Thursday, 24 December 2015

The View from Cullingworth (and Ayn Rand) wishes you all a Happy Christmas!



It's Christmas and we should all be of good cheer. Not everyone is - mostly for sad reasons of loss, fear or illness - and we should send those wishes of happiness to these people. I dislike the line, most popular with bishops, that Christmas is 'a time of hope'. I get the theology - the birth of our saviour must, by its very nature, be a moment of hope. But for me this implies that other times are times of despair, of hopelessness and that is not true. I remain (and believe the evidence supports me here) an optimist about the future of mankind, I do not subscribe the the 'if we don't act now' school of doom-mongering.

Although I'm not any sort of objectivist or 'randian' this little quote from Ayn Rand is among the best summations of the meaning of our modern Christmas. I guess not all folk agree and especially not the humbugs, grinches and grumps who write for the Guardian but I find this pretty cracking:

A national holiday, in this country, cannot have an exclusively religious meaning. The secular meaning of the Christmas holiday is wider than the tenets of any particular religion: it is good will toward men—a frame of mind which is not the exclusive property (though it is supposed to be part, but is a largely unobserved part) of the Christian religion.

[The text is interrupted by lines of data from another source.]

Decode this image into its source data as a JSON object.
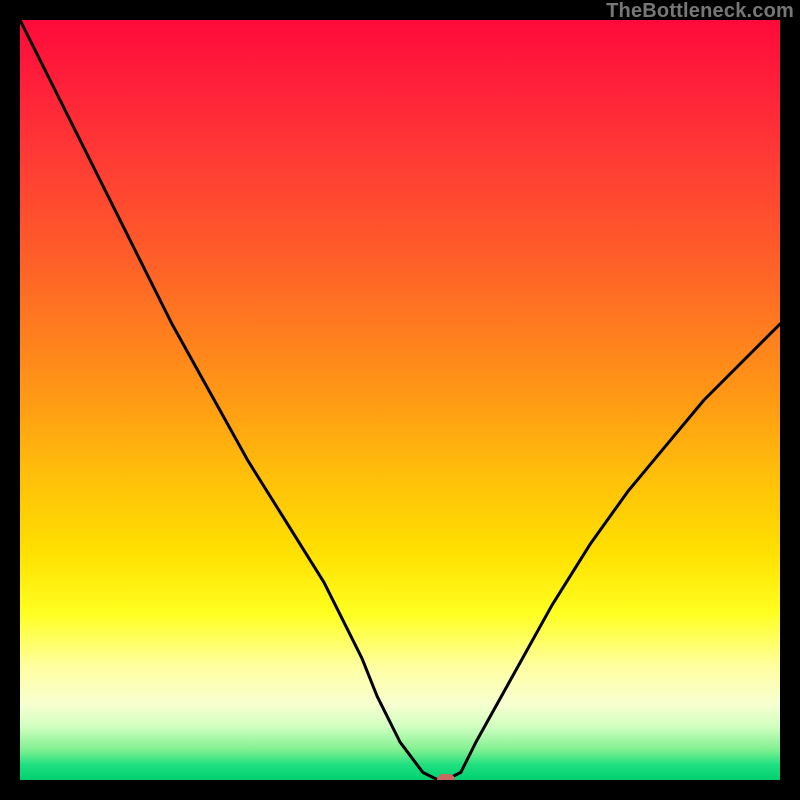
{
  "watermark": "TheBottleneck.com",
  "colors": {
    "curve_stroke": "#000000",
    "marker_fill": "#c76a60",
    "frame_bg": "#000000"
  },
  "chart_data": {
    "type": "line",
    "title": "",
    "xlabel": "",
    "ylabel": "",
    "xlim": [
      0,
      100
    ],
    "ylim": [
      0,
      100
    ],
    "grid": false,
    "legend": false,
    "series": [
      {
        "name": "bottleneck-curve",
        "x": [
          0,
          5,
          10,
          15,
          20,
          25,
          30,
          35,
          40,
          45,
          47,
          50,
          53,
          55,
          56,
          58,
          60,
          65,
          70,
          75,
          80,
          85,
          90,
          95,
          100
        ],
        "values": [
          100,
          90,
          80,
          70,
          60,
          51,
          42,
          34,
          26,
          16,
          11,
          5,
          1,
          0,
          0,
          1,
          5,
          14,
          23,
          31,
          38,
          44,
          50,
          55,
          60
        ]
      }
    ],
    "marker": {
      "x": 56,
      "y": 0
    }
  }
}
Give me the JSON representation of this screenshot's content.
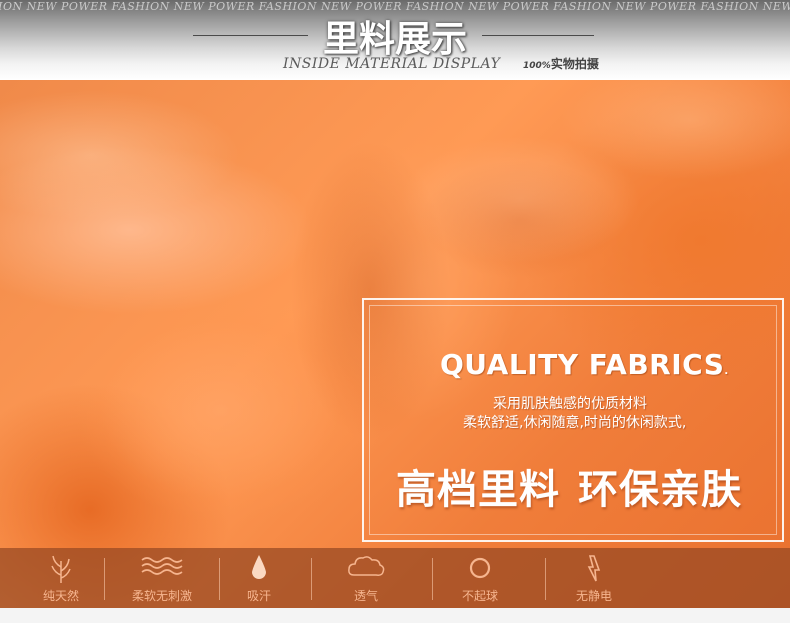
{
  "header": {
    "banner_text": "HION NEW POWER   FASHION NEW POWER   FASHION NEW POWER   FASHION NEW POWER   FASHION NEW POWER   FASHION NEW POWER",
    "title": "里料展示",
    "subtitle": "INSIDE MATERIAL DISPLAY",
    "badge_prefix": "100%",
    "badge_text": "实物拍摄"
  },
  "info": {
    "heading": "QUALITY FABRICS",
    "heading_dot": ".",
    "line1": "采用肌肤触感的优质材料",
    "line2": "柔软舒适,休闲随意,时尚的休闲款式,",
    "slogan_left": "高档里料",
    "slogan_right": "环保亲肤"
  },
  "features": [
    {
      "icon": "wheat-icon",
      "label": "纯天然"
    },
    {
      "icon": "wave-icon",
      "label": "柔软无刺激"
    },
    {
      "icon": "droplet-icon",
      "label": "吸汗"
    },
    {
      "icon": "cloud-icon",
      "label": "透气"
    },
    {
      "icon": "circle-icon",
      "label": "不起球"
    },
    {
      "icon": "lightning-icon",
      "label": "无静电"
    }
  ],
  "colors": {
    "fabric": "#f08a4a",
    "feature_bar": "#96482380",
    "feature_text": "#f6b58f"
  }
}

The charming aspect of Christmas is the fact that it expresses good will in a cheerful, happy, benevolent, non-sacrificial way. One says: “Merry Christmas”—not “Weep and Repent.” And the good will is expressed in a material, earthly form—by giving presents to one’s friends, or by sending them cards in token of remembrance . . . .
The best aspect of Christmas is the aspect usually decried by the mystics: the fact that Christmas has been commercialized. The gift-buying . . . stimulates an enormous outpouring of ingenuity in the creation of products devoted to a single purpose: to give men pleasure. And the street decorations put up by department stores and other institutions—the Christmas trees, the winking lights, the glittering colors—provide the city with a spectacular display, which only “commercial greed” could afford to give us. One would have to be terribly depressed to resist the wonderful gaiety of that spectacle.

Have a great Christmas. Eat too much. Drink a lot. If you smoke get a big fat cigar or some of those fancy coloured Sobranie fags. Listen to cheesy music. Watch rubbish telly. Have the traditional row about who sat on young Josh's toy train. Play board games. And above all (I don't always manage this one) smile with the good cheer that being alive in the best time to be human should bring you.

Enjoy! A a Happy Christmas to you all.